Mais Tadik-Coz était un gaillard qui ne se décourageait pas aisément. Je crois bien que, pour sauver une âme, il aurait été nu-pieds jusqu'en enfer.
- Hé, l'ami ! dit-il au démon, tu as l'air bien fier de ce que tu tiens là ! Franchement, il n'y a pas de quoi t'enorgueillir à ce point. J'ai connu le défunt, quand il était encore de ce monde. Un pauvre hère, en vérité ! Il a déjà eu tant de misère pendant sa vie, que ton enfer lui apparaîtra presque comme un lieu de délices. Quand on a pâti comme lui sur la terre, on n'a pas grand-chose à craindre, même d'une éternité de tourments.

- C'est un peu vrai, répondit le démon. Je n'ai aucun plaisir à le vexer. Et, ma foi, je ne demanderais pas mieux que de faire un échange.
- Je te le propose, cet échange.
. - Quelle âme me livreras-tu à la place ?
- La mienne... mais à une condition !

- Parle.
- Voici : vous autres, diables, vous passez pour être très fins. Moi, de mon côté, à tord ou à raison, je ne me considère pas comme un imbécile. Gageons que tu ne me mettras pas à court !
- Soit.
- Entendons-nous bien, n'est-ce-pas ! Si je perds, mon âme est à toi ; si je gagne, elle me reste. Dans les deux cas, celle que tu détiens ne t'appartient plus. Commence par la lâcher.

Le diable desserra ses griffes. L'âme du défunt de Tréglamus s'envola, légère, en souhaitant mille bénédictions à Tadiz-Coz.
- Allons! reprit celui-ci, j'attends !
Le diable se grattait l'oreille.
- Eh bien ! dit-il à la fin, fais-moi voir quelque chose que je n'aie pas encore vu.
- Ce n'est que cela ! Au moins, tu n'es pas difficile à contenter.

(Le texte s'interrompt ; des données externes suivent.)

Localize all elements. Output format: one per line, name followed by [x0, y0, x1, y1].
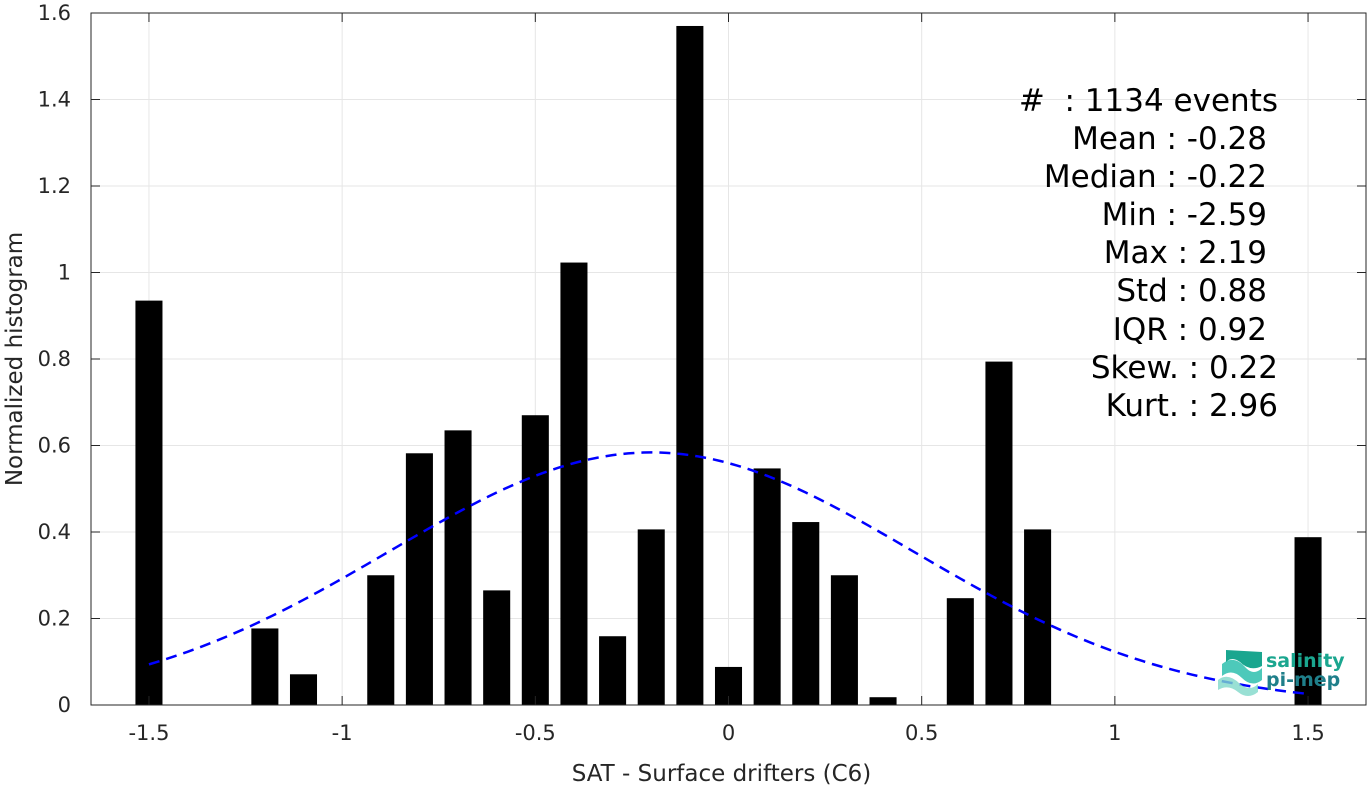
histogram-bar — [135, 300, 163, 705]
stat-skew: Skew. : 0.22 — [1091, 350, 1278, 386]
stat-mean: Mean : -0.28 — [1072, 121, 1267, 157]
histogram-bar — [792, 522, 820, 705]
histogram-bar — [289, 674, 318, 705]
histogram-bar — [676, 25, 704, 706]
stat-kurt: Kurt. : 2.96 — [1106, 388, 1278, 424]
histogram-bar — [753, 468, 781, 705]
histogram-bar — [251, 628, 279, 705]
y-tick-label: 0.4 — [38, 520, 71, 544]
histogram-bar — [560, 262, 588, 705]
histogram-bar — [599, 636, 627, 705]
salinity-pimep-logo: salinity pi-mep — [1218, 650, 1345, 696]
stat-count: # : 1134 events — [1019, 83, 1278, 119]
y-tick-label: 0.6 — [38, 434, 71, 458]
histogram-bar — [405, 453, 433, 705]
x-tick-label: 0 — [722, 721, 735, 745]
grid-lines — [91, 12, 1366, 706]
histogram-bar — [869, 697, 897, 705]
y-tick-label: 0.2 — [38, 607, 71, 631]
histogram-bar — [1294, 537, 1322, 705]
stat-iqr: IQR : 0.92 — [1113, 312, 1267, 348]
y-tick-label: 0 — [58, 693, 71, 717]
x-axis-label: SAT - Surface drifters (C6) — [572, 761, 872, 785]
logo-text-line1: salinity — [1266, 650, 1345, 672]
x-tick-label: -1 — [332, 721, 353, 745]
histogram-bar — [637, 529, 665, 705]
histogram-bar — [985, 361, 1013, 705]
axis-ticks: -1.5 -1 -0.5 0 0.5 1 1.5 0 0.2 0.4 0.6 0.8 1 1.2 1.4 1.… — [38, 1, 1366, 745]
y-tick-label: 1 — [58, 261, 71, 285]
x-tick-label: -0.5 — [515, 721, 556, 745]
x-tick-label: 1.5 — [1291, 721, 1324, 745]
y-tick-label: 1.2 — [38, 174, 71, 198]
histogram-bars — [135, 25, 1322, 706]
logo-wave-icon — [1218, 650, 1262, 696]
histogram-bar — [1024, 529, 1052, 705]
x-tick-label: 1 — [1108, 721, 1121, 745]
histogram-bar — [483, 590, 511, 705]
x-tick-label: 0.5 — [905, 721, 938, 745]
stat-std: Std : 0.88 — [1116, 273, 1267, 309]
histogram-bar — [946, 598, 974, 705]
y-tick-label: 0.8 — [38, 347, 71, 371]
stat-min: Min : -2.59 — [1102, 197, 1267, 233]
logo-text-line2: pi-mep — [1266, 669, 1340, 691]
histogram-bar — [830, 575, 858, 705]
stat-median: Median : -0.22 — [1044, 159, 1267, 195]
histogram-bar — [444, 430, 472, 705]
stat-max: Max : 2.19 — [1104, 235, 1267, 271]
x-tick-label: -1.5 — [128, 721, 169, 745]
stats-box: # : 1134 events Mean : -0.28 Median : -0… — [1019, 83, 1278, 424]
histogram-bar — [367, 575, 395, 705]
y-axis-label: Normalized histogram — [2, 232, 28, 486]
y-tick-label: 1.6 — [38, 1, 71, 25]
histogram-bar — [521, 415, 549, 705]
y-tick-label: 1.4 — [38, 88, 71, 112]
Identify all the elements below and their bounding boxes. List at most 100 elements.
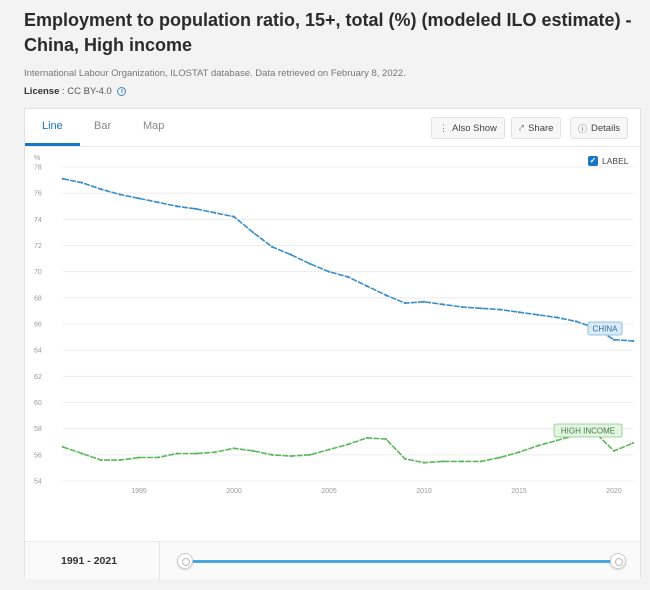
- data-point: [612, 338, 616, 341]
- data-point: [555, 439, 559, 442]
- share-label: Share: [528, 122, 554, 134]
- y-tick-label: 70: [34, 269, 42, 276]
- checkbox-checked-icon[interactable]: ✓: [588, 156, 598, 166]
- high-income-series-label: HIGH INCOME: [561, 427, 615, 436]
- tab-line[interactable]: Line: [42, 120, 63, 132]
- x-tick-label: 2020: [606, 488, 622, 495]
- data-point: [156, 456, 160, 459]
- x-tick-label: 2015: [511, 488, 527, 495]
- data-point: [175, 205, 179, 208]
- data-point: [612, 449, 616, 453]
- high-income-series-line: [62, 431, 634, 464]
- data-point: [213, 451, 217, 454]
- x-tick-label: 2000: [226, 488, 242, 495]
- data-point: [460, 460, 464, 463]
- also-show-button[interactable]: ⋮ Also Show: [431, 117, 505, 139]
- data-point: [403, 301, 407, 305]
- slider-start-handle[interactable]: [177, 553, 193, 569]
- footer-divider: [159, 542, 160, 580]
- share-button[interactable]: ⤤ Share: [511, 117, 562, 139]
- data-point: [232, 447, 236, 450]
- data-point: [156, 201, 160, 204]
- share-icon: ⤤: [519, 122, 525, 133]
- tab-bar: Line Bar Map ⋮ Also Show ⤤ Share ⓘ Detai…: [25, 109, 640, 147]
- year-range-slider[interactable]: [186, 560, 619, 563]
- data-point: [175, 452, 179, 455]
- china-series-line: [62, 178, 634, 342]
- data-point: [99, 458, 103, 462]
- data-point: [270, 453, 274, 456]
- data-point: [422, 461, 426, 464]
- data-point: [61, 177, 65, 180]
- data-point: [61, 445, 65, 449]
- data-point: [327, 270, 331, 273]
- also-show-label: Also Show: [452, 122, 497, 134]
- x-tick-label: 2005: [321, 488, 337, 495]
- license-value: : CC BY-4.0: [62, 86, 112, 97]
- data-point: [536, 444, 540, 447]
- range-footer: 1991 - 2021: [25, 541, 640, 580]
- data-point: [384, 438, 388, 441]
- data-point: [460, 305, 464, 309]
- y-tick-label: 62: [34, 374, 42, 381]
- y-tick-label: 72: [34, 243, 42, 250]
- label-toggle[interactable]: ✓ LABEL: [588, 156, 628, 166]
- line-chart: % 54 56 58 60 62 64 66 68 70 72 74 76 78 1995 2000 2005 2…: [34, 155, 635, 495]
- data-point: [194, 452, 198, 455]
- details-button[interactable]: ⓘ Details: [570, 117, 629, 139]
- data-point: [555, 316, 559, 319]
- label-toggle-text: LABEL: [602, 156, 629, 166]
- data-point: [251, 231, 255, 234]
- data-point: [308, 262, 312, 265]
- info-icon[interactable]: i: [117, 86, 127, 96]
- more-vertical-icon: ⋮: [439, 122, 448, 133]
- slider-end-handle[interactable]: [610, 553, 626, 569]
- details-label: Details: [591, 122, 621, 134]
- data-point: [194, 207, 198, 210]
- data-point: [118, 193, 122, 196]
- data-point: [365, 284, 369, 288]
- y-tick-label: 74: [34, 217, 42, 224]
- y-tick-label: 68: [34, 295, 42, 302]
- year-range-label: 1991 - 2021: [61, 555, 118, 567]
- data-point: [498, 308, 502, 311]
- data-point: [517, 451, 521, 454]
- y-tick-label: 60: [34, 400, 42, 407]
- data-point: [479, 307, 483, 310]
- chart-card: Line Bar Map ⋮ Also Show ⤤ Share ⓘ Detai…: [24, 108, 641, 580]
- license-label: License: [24, 86, 60, 97]
- tab-bar-chart[interactable]: Bar: [94, 120, 112, 132]
- data-point: [251, 449, 255, 453]
- data-point: [213, 211, 217, 214]
- data-point: [346, 275, 350, 278]
- china-series-label: CHINA: [593, 325, 619, 334]
- data-point: [118, 458, 122, 462]
- data-point: [327, 448, 331, 451]
- data-point: [346, 443, 350, 446]
- data-point: [289, 455, 293, 458]
- data-point: [232, 215, 236, 218]
- data-point: [384, 294, 388, 297]
- data-point: [441, 460, 445, 463]
- y-tick-label: 66: [34, 322, 42, 329]
- data-point: [308, 453, 312, 456]
- data-point: [289, 253, 293, 256]
- data-point: [631, 339, 635, 343]
- source-note: International Labour Organization, ILOST…: [24, 68, 406, 79]
- y-tick-label: 64: [34, 348, 42, 355]
- data-point: [422, 300, 426, 303]
- china-series-label-box: [587, 321, 623, 336]
- data-point: [365, 436, 369, 439]
- data-point: [536, 313, 540, 316]
- y-unit-label: %: [34, 155, 40, 162]
- tab-map[interactable]: Map: [143, 120, 165, 132]
- y-tick-label: 54: [34, 479, 42, 486]
- y-tick-label: 78: [34, 165, 42, 172]
- data-point: [137, 456, 141, 459]
- data-point: [441, 303, 445, 306]
- data-point: [403, 457, 407, 460]
- high-income-series-label-box: [553, 423, 623, 438]
- data-point: [80, 181, 84, 184]
- x-tick-label: 2010: [416, 488, 432, 495]
- data-point: [270, 245, 274, 248]
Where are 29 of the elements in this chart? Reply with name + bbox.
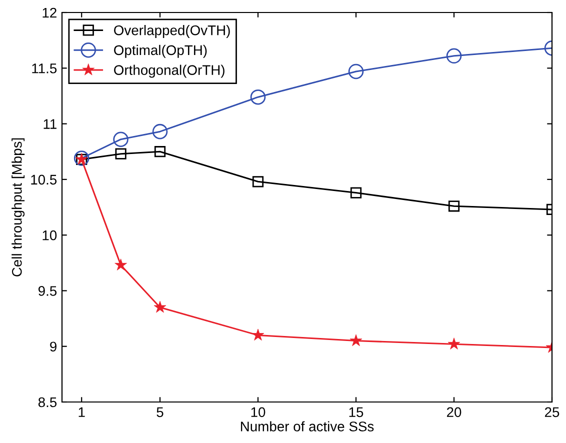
legend-label: Optimal(OpTH) (114, 44, 207, 58)
x-tick-label: 25 (544, 407, 560, 418)
point (113, 132, 128, 148)
legend-label: Orthogonal(OrTH) (114, 64, 224, 78)
x-axis-title: Number of active SSs (240, 421, 374, 432)
x-tick-label: 15 (349, 407, 364, 418)
y-tick-label: 11 (44, 119, 56, 129)
point (446, 48, 462, 64)
y-tick-label: 12 (42, 8, 56, 18)
x-tick-label: 10 (251, 407, 266, 418)
point (252, 176, 264, 188)
point (448, 200, 460, 212)
point (250, 89, 266, 105)
point (115, 148, 126, 160)
y-tick-label: 10.5 (31, 174, 57, 185)
y-tick-label: 10 (42, 230, 57, 240)
y-tick-label: 8.5 (38, 397, 57, 408)
point (152, 124, 168, 140)
x-tick-label: 20 (446, 407, 462, 418)
y-tick-label: 11.5 (32, 64, 57, 74)
legend-label: Overlapped(OvTH) (114, 25, 230, 38)
y-axis-title: Cell throughput [Mbps] (12, 138, 25, 276)
y-tick-label: 9 (50, 342, 56, 352)
y-tick-label: 9.5 (38, 286, 57, 296)
point (348, 64, 364, 80)
x-tick-label: 1 (78, 407, 85, 417)
point (154, 146, 166, 158)
point (350, 187, 362, 198)
x-tick-label: 5 (156, 407, 164, 418)
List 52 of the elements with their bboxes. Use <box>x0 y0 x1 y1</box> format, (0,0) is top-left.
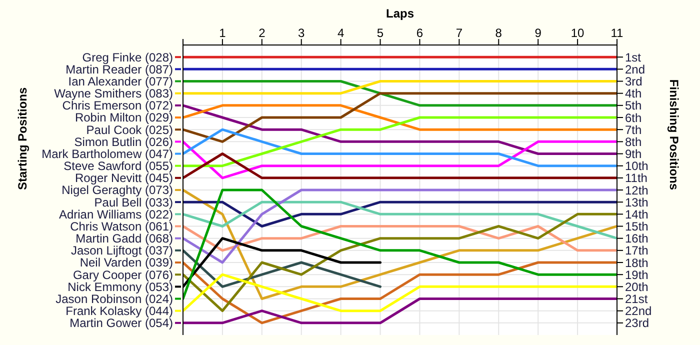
y-tick-label: 9th <box>625 147 642 162</box>
legend-label: Greg Finke (028) <box>82 50 174 64</box>
legend-label: Nigel Geraghty (073) <box>62 183 173 198</box>
y-tick-label: 13th <box>625 195 648 210</box>
x-tick-label: 11 <box>610 26 624 40</box>
x-tick-label: 3 <box>298 26 306 40</box>
legend-label: Jason Lijftogt (037) <box>70 244 173 258</box>
y-tick-label: 5th <box>625 98 642 113</box>
legend-title: Starting Positions <box>15 87 30 190</box>
y-tick-label: 19th <box>625 268 648 282</box>
y-tick-label: 7th <box>625 122 642 137</box>
x-tick-label: 10 <box>570 26 585 40</box>
y-tick-label: 17th <box>625 244 648 258</box>
y-tick-label: 12th <box>625 183 648 198</box>
legend-label: Martin Gower (054) <box>70 316 173 330</box>
y-tick-label: 23rd <box>625 316 650 330</box>
y-tick-label: 6th <box>625 110 642 125</box>
y-tick-label: 2nd <box>625 62 646 76</box>
legend-label: Roger Nevitt (045) <box>74 171 173 186</box>
legend-label: Wayne Smithers (083) <box>54 86 173 101</box>
legend-label: Neil Varden (039) <box>80 256 173 270</box>
y-axis-title: Finishing Positions <box>666 79 681 190</box>
legend-label: Chris Emerson (072) <box>62 98 173 113</box>
y-tick-label: 16th <box>625 232 648 246</box>
x-tick-label: 1 <box>219 26 226 40</box>
legend-label: Gary Cooper (076) <box>72 268 173 282</box>
y-tick-label: 1st <box>625 50 642 64</box>
y-tick-label: 10th <box>625 159 648 174</box>
y-tick-label: 22nd <box>625 304 652 318</box>
x-tick-label: 7 <box>456 26 463 40</box>
y-tick-label: 21st <box>625 292 648 306</box>
legend-label: Steve Sawford (055) <box>64 159 173 174</box>
y-tick-label: 15th <box>625 220 648 234</box>
y-tick-label: 14th <box>625 207 648 222</box>
y-tick-label: 11th <box>625 171 648 186</box>
x-tick-label: 2 <box>258 26 266 40</box>
legend-label: Frank Kolasky (044) <box>66 304 173 318</box>
x-tick-label: 6 <box>416 26 424 40</box>
legend-label: Robin Milton (029) <box>74 110 173 125</box>
y-tick-label: 20th <box>625 280 648 294</box>
x-tick-label: 8 <box>495 26 502 40</box>
legend-label: Paul Cook (025) <box>86 122 173 137</box>
y-tick-label: 3rd <box>625 74 642 89</box>
x-axis-title: Laps <box>386 6 414 21</box>
x-tick-label: 5 <box>376 26 384 40</box>
y-tick-label: 8th <box>625 134 642 149</box>
y-tick-label: 18th <box>625 256 648 270</box>
legend-label: Martin Gadd (068) <box>76 232 173 246</box>
legend-label: Paul Bell (033) <box>94 195 173 210</box>
y-tick-label: 4th <box>625 86 642 101</box>
x-tick-label: 9 <box>534 26 542 40</box>
x-tick-label: 4 <box>337 26 344 40</box>
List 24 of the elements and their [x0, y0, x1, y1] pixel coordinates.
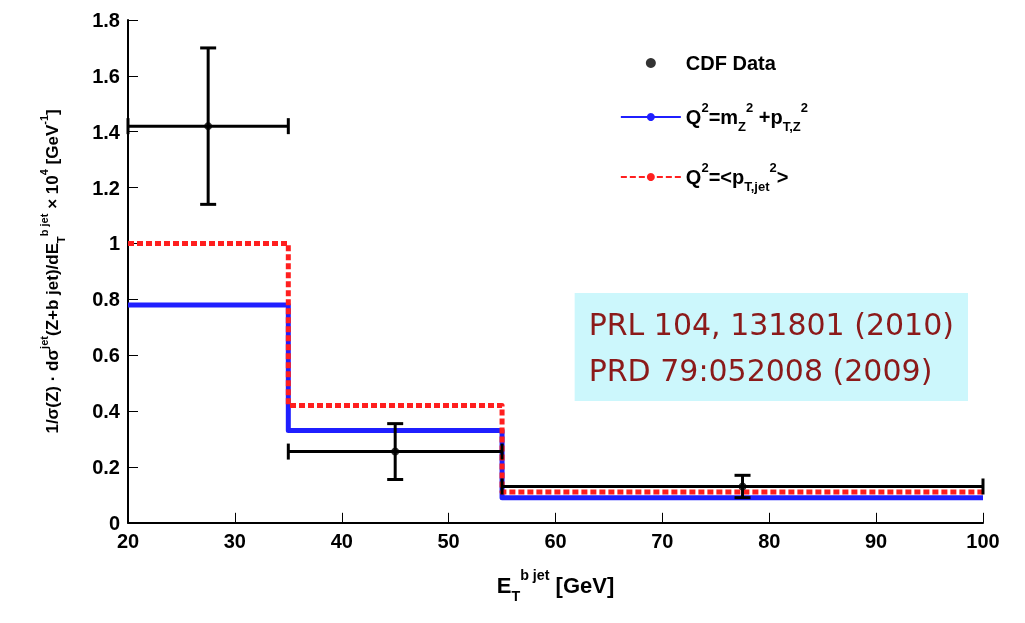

Tadiz-Coz mit la main à la poche de sa soutane et en sortit une pomme et un couteau. Avec le couteau, il coupa en deux la pomme. Puis, montrant au diable interloqué l'intérieur du fruit :
- Regarde! dit-il.
Et, comme le diable ne paraissait pas comprendre, il ajouta :
- Tu as sans doute vu l'intérieur de bien des pommes, mais l'intérieur de celle-ci, tu ne l'avais certainement pas encore vu !
Le démon demeura penaud ; il dut s'avouer vaincu, et Tadik-Coz rentra dans son presbytère de Bégard en se frottant joyeusement les mains.